100 Days
So, I used to do this thing called the “100 Days Challenge,” which was based off of the stuff you found in the book “The Secret.” I’m not going to get all into the meaning of “The Secret” and the stuff that people talk about (controversy) over it. Honestly, I’ve never read the book, and I probably never will because it’s not my style of reading material. But the challenge I was involved in (that was based on this book) was really interesting, and some of it I do believe works.
From the group, I understood the basis of the book was not “wish for something and you get it,” as I see a TON of people reporting it to be. That’s a misconception – at least from the experiences I was involved in. The basic idea – again, for this group – was that yes, you wish for something. But you don’t sit back and wait passively for it to come to you. You make it happen for yourself. And by stating that “wish,” and proceeding to open yourself up to watch for the situations and opportunities that present themselves so you can actively play a part in making that wish come true, it will.
It was based on the idea that there are no coincidences, and sort of “the butterfly effect,” that every decision you make and every action you take sets out a ripple in the world that affects everyone and everything in it – which is something I already do believe happens. I think the “wish making” (otherwise known as “setting your intentions”) is sort of a psychological thing, you telling yourself in an authoritative manner that this is what you want, and by God, you’re gonna get it. The action of making that intention tangible sort of tells your brain that this isn’t some random thought in your head, or a dream that will never come true, and it sort of steels your nerve to make it happen for yourself.
I just wanted to give you that little bit of back-story there, so you understand I’m not just “wishing” for stuff and waiting for it to happen. I’m more of the “wish in one hand, shit in the other and see which one fills up faster” camp.
I did pretty well on the challenge, when I participated. Not as well as I’d wanted to, but I did all right. Unexpected things did happen, and made me believe that when you set your mind to it, and open your eyes to watch for those opportunities, things do happen. You make your own luck. It was fun to try it in a short span of time and actually see it occur.
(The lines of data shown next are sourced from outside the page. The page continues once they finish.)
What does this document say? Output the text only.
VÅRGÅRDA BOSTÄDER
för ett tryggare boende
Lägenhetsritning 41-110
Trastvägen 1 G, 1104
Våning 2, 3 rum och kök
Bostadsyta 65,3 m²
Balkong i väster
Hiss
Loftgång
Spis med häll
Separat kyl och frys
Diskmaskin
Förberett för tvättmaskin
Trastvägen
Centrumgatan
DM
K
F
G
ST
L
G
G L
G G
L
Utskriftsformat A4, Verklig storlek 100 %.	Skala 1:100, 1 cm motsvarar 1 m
So. Here I am. I am not advocating “The Secret,” (again, I’ve never read it, and don’t care to) I just wanted you to know the basis of what I’m about to share with you.
I’m going to do the challenge again.
I’m not doing it with the group I was involved with before. The ladies that run the group are…. well they’re nice ladies. Very enthusiastic. But I’ll put it this way: I’m NOT a morning person. I have my days (and no, not just when I’m PMSing) where I’d like to tear someone’s head off. It’s kind of annoying to hear the soothing voices of the Holy Trinity there tell me that I’m pissed because it’s my fault I let someone piss me off. Whatever. Some days I must cave into non-happy moods, and wallow in my failures. That’s called life. And I am NOT an over-sensitive-to-others kind of person, either. I believe in the Golden Rule. Some people don’t. The people that don’t tend to not get me. The people that do do. Those are called friends. If you’re not my friend, I really don’t care what you think.
“The people that mind don’t matter, and the people that matter don’t mind.” – Dr. Seuss
So, I’m not joining in with that group of people again. But I will be doing this for myself.
Now I’ve tried to start this 100 Days Challenge on my own before, and I usually fail at it – typically I’m good for the first week or so and then next thing you know the whole 100 Days has blown by and I’m sitting there like “Crap. I missed it.” But I’m going to give it another shot. I am not going to promise myself that I will post something every single day. I already know I can’t make that (and my life isn’t that interesting anyway). But I can challenge myself to post something once per week. Surely something interesting will happen once a week, right?
But the main goal of this challenge, for me…. my “wish” if you will… is to continue on with a goal I’ve already set myself on, but have not fully realized my potential in attaining it: weight loss.
My doctor is happy with my progress (Have you ever seen a middle-aged doctor with a salt-and-pepper beard cheer? Yeah. I have. You can’t unsee that shit.) but he could be happier. I’m losing, but I’m losing v e r y s l o w l y. He thinks I can do better. I have another appointment in about 2 months (at the end of June), and I know he’d like to see around 20 pounds gone. Not necessarily exactly 20, but somewhere in that range. I’d like to surprise him with some semblance of success – because thus far, I’ve been coming to him every 3 months with around a 6-8 pound loss.
So, if I begin my challenge today, April 26, 2010, it will end on August 4, 2010 – with my checkup just after day 50, so halfway in. So maybe I can lose about 15 pounds by then – and roughly 30 by the time the challenge ends. That would be cool. That would put me at just barely 20 pounds over what I weighed on my wedding day, and only 35 pounds away from my goal.
Yes, I just did that annoying math for all of you to see LOL
Another goal I have is in regards to my business. I took a sabbatical this year to focus on the direction I want to go in for my business, and I haven’t done squat yet. All good intentions on the road to hell. So I want to focus more on my direction for that, so i can start the new year in full swing, and down the path I want to take.
So there we have it. Today is my Day 1. Let’s just see how this goes!